Drug-drug interaction
is the effect of one drug in influenced by the co-administration of another drug, which may be desirable or not. Two or more compounds act at the same receptor or on the same pathway. You can get additive effects (increase the effect) or get an antagonistic effect (cancel each other out) if they work in the same pathway you may get the synergistic effect (more simple than additive).
Anna Nicole Smith
Toxic combination of lots of drugs many that acted on the GABAa receptors that were designed as anti-hallucination or sleep drugs, but dampened her response so much she sedated herself to death
DDI Absorption
Reduced uptake —> decreased effect. For example some antibiotics form insoluble complexes with metals which decrease the absorption of the drug.
DDI Metabolism
reduced clearance, increased plasma concentrations —> too much effect. Inhibition of one pathway, greater clearance through bioactivation pathway —> increase toxicity. Induction of enzymes, decreased plasma concentrations. EG. drug B or chemical can inhibit the enzyme that metabolises drug a. Not used as a strategy to increase drug concentrations unless drug a has a very short half life. Simply give more of drug a or more often. Or e.g. drug b/chemical can induce the enzyme responsible for the metabolism of drug A, therefor plasma concentration of drug a is less than expected (can lead to therapeutic failure). EG st johns wort - a potent inducer of enzymes involved in the metabolism of .70% of all drugs.
DDI distribution
competition fro uptake transporters or protein binding, increased plasma concentrations —> +/- effect depending on target
DDI Excretion
competition for efflux transporters, decreased elimination —> increased prolonged plasma concentrations
Antimalarial therapy DDI
combination kills parasites faster by synergistic action, and reduces the potential for the development of parasite drug resistance.

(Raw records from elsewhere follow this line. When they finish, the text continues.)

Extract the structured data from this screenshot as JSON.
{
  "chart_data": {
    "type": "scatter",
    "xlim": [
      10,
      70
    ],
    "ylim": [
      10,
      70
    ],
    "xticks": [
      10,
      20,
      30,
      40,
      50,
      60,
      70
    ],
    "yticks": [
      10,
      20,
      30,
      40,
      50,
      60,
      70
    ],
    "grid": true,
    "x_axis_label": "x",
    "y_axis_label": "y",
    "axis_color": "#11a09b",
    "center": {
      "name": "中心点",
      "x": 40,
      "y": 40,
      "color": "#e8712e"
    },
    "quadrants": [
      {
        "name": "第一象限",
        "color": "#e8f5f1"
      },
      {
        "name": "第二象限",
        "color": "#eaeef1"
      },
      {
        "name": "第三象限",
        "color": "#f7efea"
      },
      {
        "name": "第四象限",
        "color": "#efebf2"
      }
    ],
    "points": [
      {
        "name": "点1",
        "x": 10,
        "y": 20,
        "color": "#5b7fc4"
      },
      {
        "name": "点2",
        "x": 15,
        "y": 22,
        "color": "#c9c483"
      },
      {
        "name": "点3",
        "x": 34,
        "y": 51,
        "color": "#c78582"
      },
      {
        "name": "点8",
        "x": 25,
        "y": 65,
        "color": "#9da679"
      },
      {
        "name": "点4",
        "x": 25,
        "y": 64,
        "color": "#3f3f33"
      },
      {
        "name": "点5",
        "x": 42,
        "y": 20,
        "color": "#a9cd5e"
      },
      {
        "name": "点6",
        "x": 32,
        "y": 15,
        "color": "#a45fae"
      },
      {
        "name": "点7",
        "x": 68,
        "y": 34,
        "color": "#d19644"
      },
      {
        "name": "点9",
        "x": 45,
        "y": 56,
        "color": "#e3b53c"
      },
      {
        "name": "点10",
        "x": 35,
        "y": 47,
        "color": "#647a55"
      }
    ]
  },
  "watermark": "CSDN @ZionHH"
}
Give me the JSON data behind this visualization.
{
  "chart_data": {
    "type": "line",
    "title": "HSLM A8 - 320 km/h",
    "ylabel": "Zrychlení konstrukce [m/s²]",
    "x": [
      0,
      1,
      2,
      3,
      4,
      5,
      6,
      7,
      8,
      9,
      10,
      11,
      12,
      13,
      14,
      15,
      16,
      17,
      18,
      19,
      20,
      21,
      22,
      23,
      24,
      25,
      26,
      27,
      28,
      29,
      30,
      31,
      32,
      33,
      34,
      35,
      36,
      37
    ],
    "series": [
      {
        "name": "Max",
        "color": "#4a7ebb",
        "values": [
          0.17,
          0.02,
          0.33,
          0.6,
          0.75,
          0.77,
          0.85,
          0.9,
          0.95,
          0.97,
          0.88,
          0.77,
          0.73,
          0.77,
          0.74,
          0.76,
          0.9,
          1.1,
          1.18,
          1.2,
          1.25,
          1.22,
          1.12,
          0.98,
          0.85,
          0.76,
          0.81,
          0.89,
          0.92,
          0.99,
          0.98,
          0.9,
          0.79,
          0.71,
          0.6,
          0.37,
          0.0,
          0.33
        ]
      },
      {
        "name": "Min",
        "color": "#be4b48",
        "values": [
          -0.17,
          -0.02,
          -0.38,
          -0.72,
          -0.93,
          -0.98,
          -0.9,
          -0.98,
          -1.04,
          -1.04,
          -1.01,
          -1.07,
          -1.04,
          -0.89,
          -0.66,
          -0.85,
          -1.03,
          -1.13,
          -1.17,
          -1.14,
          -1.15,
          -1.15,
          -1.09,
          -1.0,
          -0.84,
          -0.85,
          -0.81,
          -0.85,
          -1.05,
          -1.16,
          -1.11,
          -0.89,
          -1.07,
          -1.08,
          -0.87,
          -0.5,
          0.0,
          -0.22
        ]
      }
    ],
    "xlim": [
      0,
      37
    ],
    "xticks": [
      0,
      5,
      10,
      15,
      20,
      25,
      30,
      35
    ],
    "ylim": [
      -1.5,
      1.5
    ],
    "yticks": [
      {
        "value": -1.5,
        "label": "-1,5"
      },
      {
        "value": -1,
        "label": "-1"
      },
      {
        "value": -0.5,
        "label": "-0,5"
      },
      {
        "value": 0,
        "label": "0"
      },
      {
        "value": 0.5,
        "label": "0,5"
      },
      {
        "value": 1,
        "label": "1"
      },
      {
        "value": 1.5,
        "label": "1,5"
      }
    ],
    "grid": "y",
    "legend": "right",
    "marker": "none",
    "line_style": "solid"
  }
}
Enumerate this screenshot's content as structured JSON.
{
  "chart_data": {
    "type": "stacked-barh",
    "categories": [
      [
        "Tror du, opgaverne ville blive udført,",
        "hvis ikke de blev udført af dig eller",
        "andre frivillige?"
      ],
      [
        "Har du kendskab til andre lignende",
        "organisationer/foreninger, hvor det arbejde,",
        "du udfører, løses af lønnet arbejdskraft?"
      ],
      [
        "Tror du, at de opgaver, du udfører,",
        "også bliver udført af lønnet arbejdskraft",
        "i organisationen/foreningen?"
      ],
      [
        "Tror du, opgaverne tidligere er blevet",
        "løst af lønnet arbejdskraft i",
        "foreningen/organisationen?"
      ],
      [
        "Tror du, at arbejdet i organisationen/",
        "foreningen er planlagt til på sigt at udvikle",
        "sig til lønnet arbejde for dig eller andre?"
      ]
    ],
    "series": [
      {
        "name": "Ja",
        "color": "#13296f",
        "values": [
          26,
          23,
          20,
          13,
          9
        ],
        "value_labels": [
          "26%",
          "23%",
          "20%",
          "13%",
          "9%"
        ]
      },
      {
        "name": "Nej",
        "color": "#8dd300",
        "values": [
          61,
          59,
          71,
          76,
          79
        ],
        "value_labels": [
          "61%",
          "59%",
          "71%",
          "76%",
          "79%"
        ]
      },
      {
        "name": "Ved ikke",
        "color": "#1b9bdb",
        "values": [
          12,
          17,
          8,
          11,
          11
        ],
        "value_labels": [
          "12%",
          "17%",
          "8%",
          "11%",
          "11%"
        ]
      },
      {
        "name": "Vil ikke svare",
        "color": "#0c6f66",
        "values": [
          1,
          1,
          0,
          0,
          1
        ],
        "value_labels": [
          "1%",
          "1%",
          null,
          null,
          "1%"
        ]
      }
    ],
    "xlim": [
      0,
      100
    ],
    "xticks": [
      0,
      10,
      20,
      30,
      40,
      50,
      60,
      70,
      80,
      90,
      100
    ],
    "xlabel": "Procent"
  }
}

Paracetamol and Ibuprofen DDI
Combination gives faster and better pain relief, no PK interaction but mat increase chance of adverse effects.
Pharmacokinetics interactions: Mixing
Effects can be mixed, on a single dose there may be inhibition, on chronic therapy, there may be induction. Drug A may have one type of interaction with drug B and a different interaction with drug C.
Drug Food interactions
Food may alter absorption - solid foods ten to delay gastric emptying nut non-nutrient liquids may the the opposite effect. Dairy products containing Ca2+ may produce clinically significant reaction in Cmax of for example some antibiotics. Food may alter metabolism - caffeine metabolism by CYP1A2 inhibits clozapine metabolism, so caffeine consumption may influence effectiveness in schizophrenics. Grape fruit juice has a number of clinically relevant interactions with drugs metabolised by CYP3A4.
Alcohol interactions
Alcohol may alter absorptions - studies have reported gastric emptying may be increased, decrease or not effected, dependent on the dose/concentration of ethanol. Alcohol (acute, high dose) can inhibit drug metabolism - decreased warfarin metabolism, increased anti coagulation, decreases benzodiazepine metabolism. Alcohol (chronic) can induce drug metabolism - increased phenytoin elimination and benzodiazepine metabolism. Alcohol can reduce threshold of drug toxicity - through the depletion of chemical protection. Alcohol can enhance renal elimination - its a diuretic. Alcohol had a pharmacodynamic interaction - particularly through GABA receptors.